Introduction Obesity is associated with diminished myocardial energetic stores, as determined by PCr/ATP, and this is restored with weight loss. We have previously demonstrated that the creatine kinase rate constant (k f CK) is elevated in obesity, which may represent a compensatory mechanism preserving ATP delivery. We hypothesised that intentional weight loss would reduce the requirement for increased enzyme activity, and hence k f CK would fall.

Methods 31 obese individuals (53±13 years, 11 male, BMI 37±5 kg/m-2) underwent comprehensive metabolic phenotyping including MR (3 T, Siemens) for abdominal, hepatic and myocardial fat, and cardiac MR for structure and function. Triple Repetition time Saturation Transfer (TRiST) 31P magnetic resonance spectroscopy was used to measure k f CK. Participants then underwent repeat testing following a dietary weight loss intervention.
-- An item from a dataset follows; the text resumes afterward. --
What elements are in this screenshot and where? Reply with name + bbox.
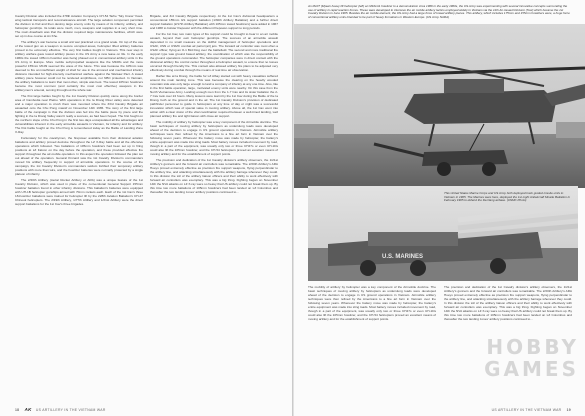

Results Mean BMI in the cohort fell from 37±5 kg/m-2 to 33±6 kg/m-2 (p<0.001), with 22 volunteers losing more than 10% body fat (mean −20±15%, p=0.004) and only 2 gaining weight. LV end-diastolic volume and mass fell (from 158±36 ml to 153±35 ml (p<0.001) and 115±31 g to 105±26 g (p=0.006) respectively. k f CK fell from 0.17±0.05s-1 to 0.12±0.05s-1 (p=0.001), a change which correlated with change in both fat mass (r=0.623, p=0.006), and visceral fat volume (r=0.565, p=0.010).

Conclusion We demonstrate that dietary weight loss in an obese population is associated with a fall in k f CK. It has previously been shown that weight loss in this population is associated with an increase in the PCr/ATP ratio. Our findings may reflect a recalibration of the required k f CK in the context of replenished substrate pool (i.e. higher PCr levels). The impact of weight loss in diseases with more profound myocardial energetic deficit must be investigated to establish its safety.